I'll do another post on this as I learn more about MarkLogic, if necessary.

UPDATE: MarkLogic recently released a new, very powerful search library. If you're reading this, you have to check out lib-search.

Friday, March 30, 2007

Query Textml for Documents by Size and Collection

I wanted to search Textml for documents over a certain size and in a particular collection to help track down some problems we were having. Here's a query that does it:
<?xml version="1.0" encoding="UTF-16"?>
<query VERSION="3.6" RESULTSPACE="R1">
<andkey>
<property NAME="Collection">
<elem>/encyclopedias/<anystr></elem>
</property>
<property NAME="Size">
<interval>
<start INCLUSIVE="True">
<number>100000</number>
</start>
</interval>
</property>
</andkey>
</query>
Note that you can also set the upper limit for the interval by using the <end> element.

Tuesday, February 20, 2007

View Results from the Textml QueryAnalyzer Object

I wasn't sure if I had an error in my code or if I uncovered a bug in Textml's QueryAnalyzer, so I wrote a little ASP.NET page where I could pass in a search string and see what QueryAnalyzer would do with it. This is how I found the bug with their .NET implementation of the choice operator.

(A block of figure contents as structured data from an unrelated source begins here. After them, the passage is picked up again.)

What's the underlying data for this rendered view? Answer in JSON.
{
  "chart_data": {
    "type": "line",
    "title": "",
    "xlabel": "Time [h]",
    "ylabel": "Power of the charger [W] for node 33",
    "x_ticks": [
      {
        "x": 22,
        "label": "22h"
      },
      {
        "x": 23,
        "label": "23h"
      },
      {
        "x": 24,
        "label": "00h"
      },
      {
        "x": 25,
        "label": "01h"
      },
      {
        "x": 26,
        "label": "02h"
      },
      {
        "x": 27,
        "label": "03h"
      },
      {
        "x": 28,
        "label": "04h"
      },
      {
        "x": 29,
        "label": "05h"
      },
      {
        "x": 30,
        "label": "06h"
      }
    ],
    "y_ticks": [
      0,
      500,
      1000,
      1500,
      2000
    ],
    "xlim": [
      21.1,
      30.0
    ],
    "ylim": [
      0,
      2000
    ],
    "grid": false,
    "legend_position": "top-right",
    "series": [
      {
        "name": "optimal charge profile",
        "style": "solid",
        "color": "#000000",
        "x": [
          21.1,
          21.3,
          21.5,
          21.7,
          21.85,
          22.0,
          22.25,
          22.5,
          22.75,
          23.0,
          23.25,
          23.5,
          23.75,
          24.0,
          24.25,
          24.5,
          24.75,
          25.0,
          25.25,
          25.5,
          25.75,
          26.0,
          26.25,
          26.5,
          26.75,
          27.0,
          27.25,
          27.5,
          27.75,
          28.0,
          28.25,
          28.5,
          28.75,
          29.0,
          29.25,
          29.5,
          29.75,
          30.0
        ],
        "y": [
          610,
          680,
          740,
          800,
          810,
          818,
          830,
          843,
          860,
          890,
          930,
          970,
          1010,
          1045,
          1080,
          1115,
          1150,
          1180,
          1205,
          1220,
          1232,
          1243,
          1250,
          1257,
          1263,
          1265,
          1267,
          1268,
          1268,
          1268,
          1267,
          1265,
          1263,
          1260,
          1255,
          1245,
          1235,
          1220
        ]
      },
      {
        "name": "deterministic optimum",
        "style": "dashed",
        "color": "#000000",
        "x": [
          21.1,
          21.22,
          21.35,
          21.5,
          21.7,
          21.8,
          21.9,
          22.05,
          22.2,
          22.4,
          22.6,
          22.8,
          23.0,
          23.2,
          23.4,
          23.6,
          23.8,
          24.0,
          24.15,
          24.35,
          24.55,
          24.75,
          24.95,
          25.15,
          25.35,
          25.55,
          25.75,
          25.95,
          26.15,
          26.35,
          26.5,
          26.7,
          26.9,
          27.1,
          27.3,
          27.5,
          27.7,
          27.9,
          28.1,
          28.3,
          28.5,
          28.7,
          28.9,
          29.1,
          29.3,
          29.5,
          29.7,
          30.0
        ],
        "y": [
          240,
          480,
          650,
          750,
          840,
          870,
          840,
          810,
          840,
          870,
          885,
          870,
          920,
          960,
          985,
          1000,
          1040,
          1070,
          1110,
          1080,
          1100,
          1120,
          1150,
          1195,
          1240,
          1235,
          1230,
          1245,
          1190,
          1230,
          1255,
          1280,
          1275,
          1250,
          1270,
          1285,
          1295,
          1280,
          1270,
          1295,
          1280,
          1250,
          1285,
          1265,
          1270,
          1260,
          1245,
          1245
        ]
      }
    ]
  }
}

Here are the ASPX and C# files
<%@ Page Language="C#" AutoEventWireup="true" CodeFile="QueryAnalyzer.aspx.cs"
Inherits="QueryAnalyzer" %>
<!DOCTYPE html PUBLIC "-//W3C//DTD XHTML 1.0 Transitional//EN"
"http://www.w3.org/TR/xhtml1/DTD/xhtml1-transitional.dtd">

<html xmlns="http://www.w3.org/1999/xhtml" >
<head runat="server">
<title>QueryAnalyzer Test Page</title>
</head>
<body>
<form id="form1" runat="server">
<asp:TextBox ID="txtQuery" runat="server"></asp:TextBox>
<asp:Button ID="btnRun" runat="server" Text="Run" /><br />
<div id="divQuery" runat="server"></div>
<div id="divError" runat="server"></div>
</form>
</body>
</html>

--

using System;
using System.Data;
using System.Configuration;
using System.Collections;
using System.Web;
using System.Web.Security;
using System.Web.UI;
using System.Web.UI.WebControls;
using System.Web.UI.WebControls.WebParts;
using System.Web.UI.HtmlControls;
using Ixiasoft.TextmlServer;
using Ixiasoft.TextmlServer.Tools;

public partial class QueryAnalyzer : System.Web.UI.Page
{
protected void Page_Load(object sender, EventArgs e)
{
if (Page.IsPostBack)
{
divError.InnerHtml = "";
divQuery.InnerHtml = "";
IxiaQueryAnalyzer TextmlQueryAnalyzer = new IxiaQueryAnalyzer();
try
{
string queryEdited =
TextmlQueryAnalyzer.GetXMLQueryString(txtQuery.Text, "words");
divQuery.InnerHtml = HttpUtility.HtmlEncode(queryEdited);
}
catch (Exception ex)
{
divError.InnerHtml += "<br />" + ex.ToString() +
"<br />" + ex.StackTrace.ToString() +
"<br />Passed to QueryAnalyzer: " +
HttpUtility.HtmlEncode(txtQuery.Text);
}
}
}
}

Wednesday, February 14, 2007

Searching Textml for Words with Tildes

Document searches in Textml are insensitive to case and ... in most cases ... special characters. For example, searches for "José Martí" and "jose marti" should return the same results set in the same order. But there is at least one exception to this, ñ. A search for "quinceañera" will return a different set of results when compared to "quinceanera." Ixiasoft has reported this is a feature based on requests from their Spanish-speaking partners and customers, which make sense because the two are different characters in the Spanish alphabet.

One solution is to add a hidden element to the document that contains the alternate spelling.

Another solution is to use the <oneof> element. To do this you would intercept each word at the application level and modify words with "ñ" or "n." That part of the query might look something like this:
<elem>quincea<oneof><choice>ñ</choice><choice>n</choice></oneof>era</elem>
If you have to support this particular feature, neither solution is very palatable.

UPDATE 1: If you try and pass the choice operator to the Textml QueryAnalyzer object in .NET, it will throw an exception. quincea[n,ñ]era as a search string will fail. I've submitted this bug to Ixiasoft and I'm waiting for a response.

UPDATE 2: Ixiasoft has responded that this is a bug and is due to be released in their newest package, 3.6.1.1542.